Daily Times - Cinema as agitprop —Rashed Rahman Pakistan

Daily Times - Site Edition: "The film shows the neo-cons around Bush treating 9/11 as their heaven-sent opportunity to implement long cherished plans to invade and occupy Iraq and control its oil wealth

Michael Moore is a maverick as far as the Bush administration is concerned, and a hero for dissident opinion in the US and abroad. With his first, immensely successful, documentary film Bowling for Columbine, in which he exposed the US - gun culture, Moore announced his arrival with a bang.

Now, with his latest offering Fahrenheit 9/11 breaking box office records in the US and being eagerly sought (even in pirated versions) the world over, Michael Moore has established himself as the guru of political documentary film-making.

Fahrenheit 9/11 is currently the top box office movie in the US, despite initial fears that it may never see the light of day after Disney - for fear of offending the White House - asked its subsidiary Miramax to drop it. The largest grossing documentary film ever, it has surpassed everyone's expectations of public response - including those of the director.

The film is a devastating expose of George W Bush's presidency. Starting with his controversial ascent to the White House, courtesy the US Supreme Court, it goes on to show the Bush presidential style in the nine months before September 11, 2001. During this period, the president was on vacation 46 per cent of the time. The film shows that serious warnings by Bush's security and intelligence experts about an attack on US soil by Osama Bin Laden's Al Qaeda were totally ignored by the president.

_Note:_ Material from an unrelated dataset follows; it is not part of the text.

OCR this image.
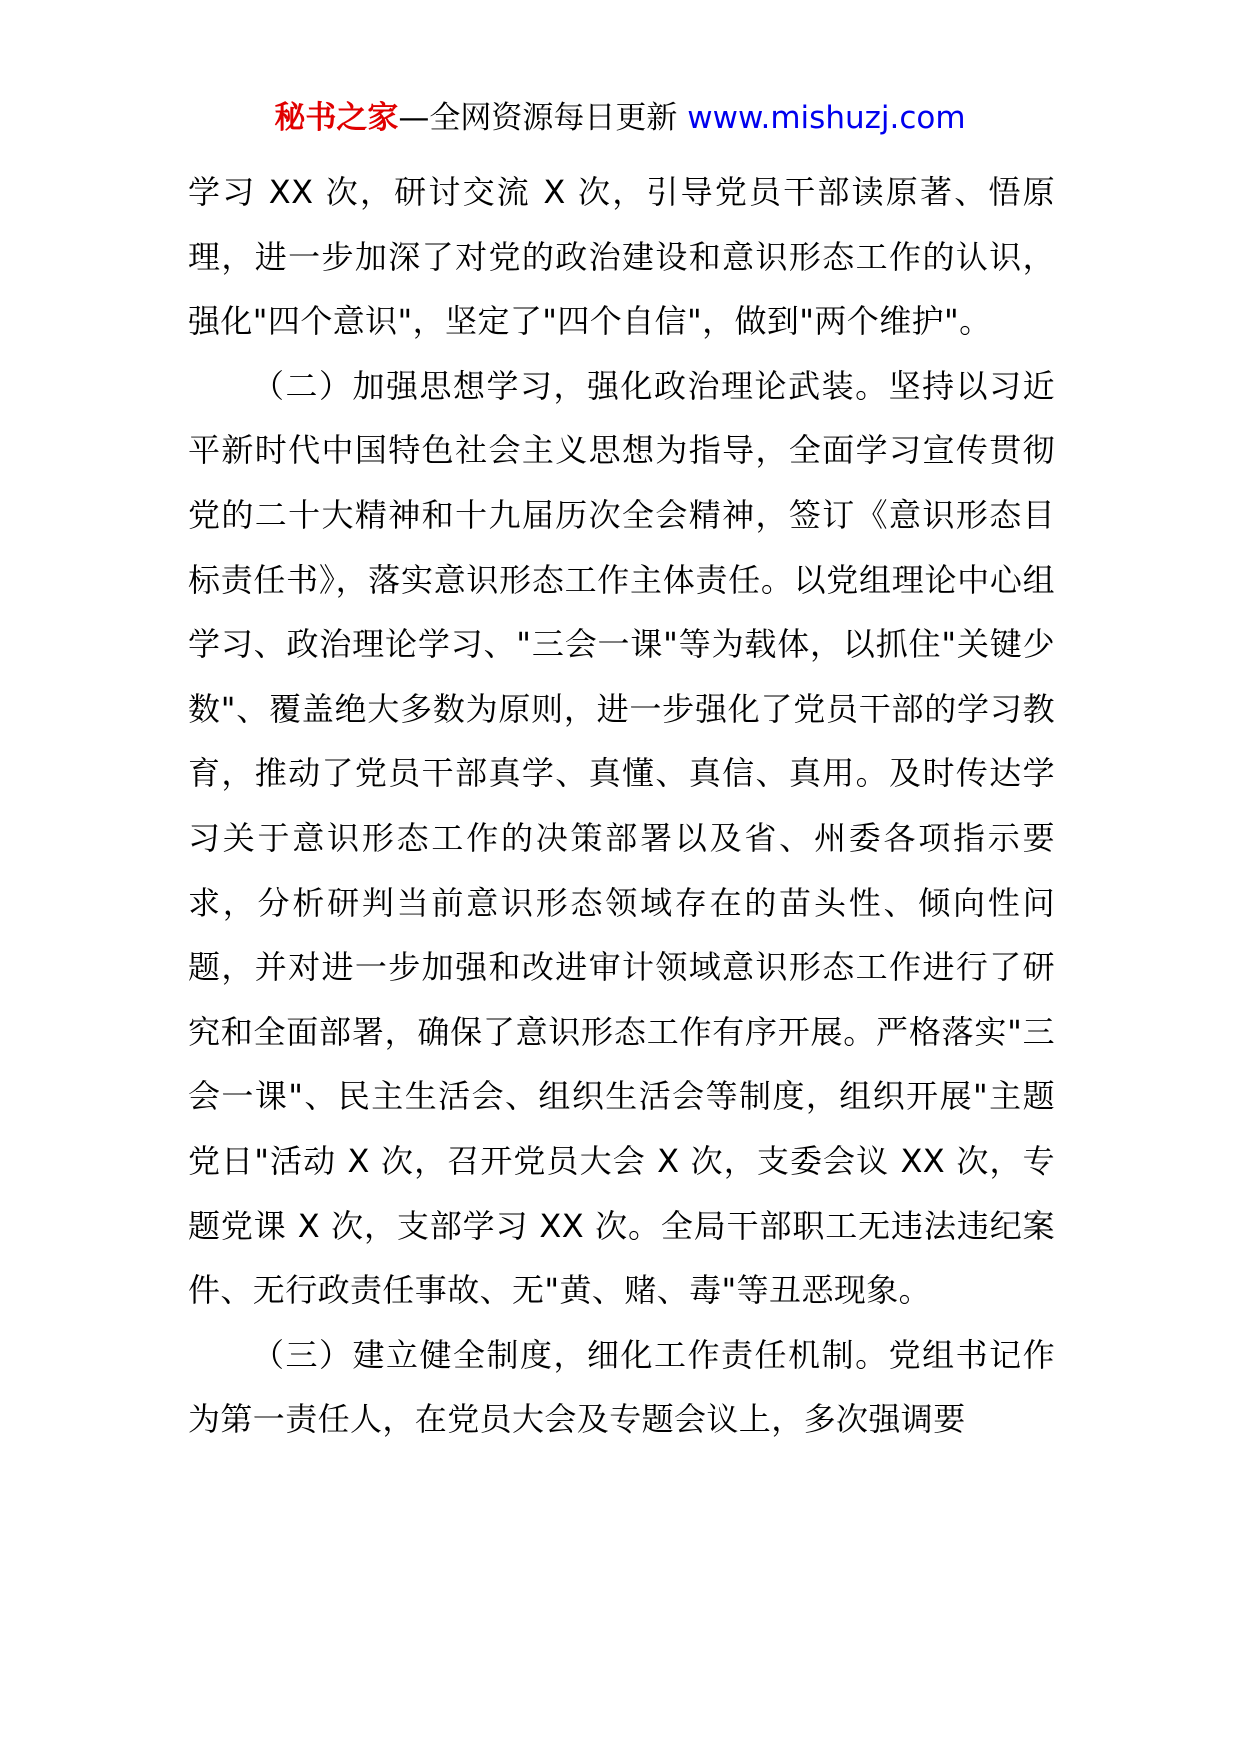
秘书之家—全网资源每日更新 www.mishuzj.com

学习 XX 次，研讨交流 X 次，引导党员干部读原著、悟原理，进一步加深了对党的政治建设和意识形态工作的认识，强化"四个意识"，坚定了"四个自信"，做到"两个维护"。

（二）加强思想学习，强化政治理论武装。坚持以习近平新时代中国特色社会主义思想为指导，全面学习宣传贯彻党的二十大精神和十九届历次全会精神，签订《意识形态目标责任书》，落实意识形态工作主体责任。以党组理论中心组学习、政治理论学习、"三会一课"等为载体，以抓住"关键少数"、覆盖绝大多数为原则，进一步强化了党员干部的学习教育，推动了党员干部真学、真懂、真信、真用。及时传达学习关于意识形态工作的决策部署以及省、州委各项指示要求，分析研判当前意识形态领域存在的苗头性、倾向性问题，并对进一步加强和改进审计领域意识形态工作进行了研究和全面部署，确保了意识形态工作有序开展。严格落实"三会一课"、民主生活会、组织生活会等制度，组织开展"主题党日"活动 X 次，召开党员大会 X 次，支委会议 XX 次，专题党课 X 次，支部学习 XX 次。全局干部职工无违法违纪案件、无行政责任事故、无"黄、赌、毒"等丑恶现象。

（三）建立健全制度，细化工作责任机制。党组书记作为第一责任人，在党员大会及专题会议上，多次强调要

The film shows the neo-cons around Bush treating 9/11 as their heaven-sent opportunity to implement long cherished plans to invade and occupy Iraq and control its oil wealth. From day one, this cabal worked feverishly to establish Saddam Hussein’s guilt for 9/11. Having failed to achieve that, they started spinning stories about links between Al Qaeda and Saddam Hussein. These stories came to nothing (like the search for WMD in Iraq) as US intelligence agencies were unable to back these with any substantive proof.

As a film, Fahrenheit 9/11 is compelling. As cinema, it promises to set a new trend in documentary film-making, one that sees art and film at the service of truth, no matter how unpalatable. It could well be the harbinger of a new genre of cinema, one that employs the techniques of traditional agitprop to the contemporary issues."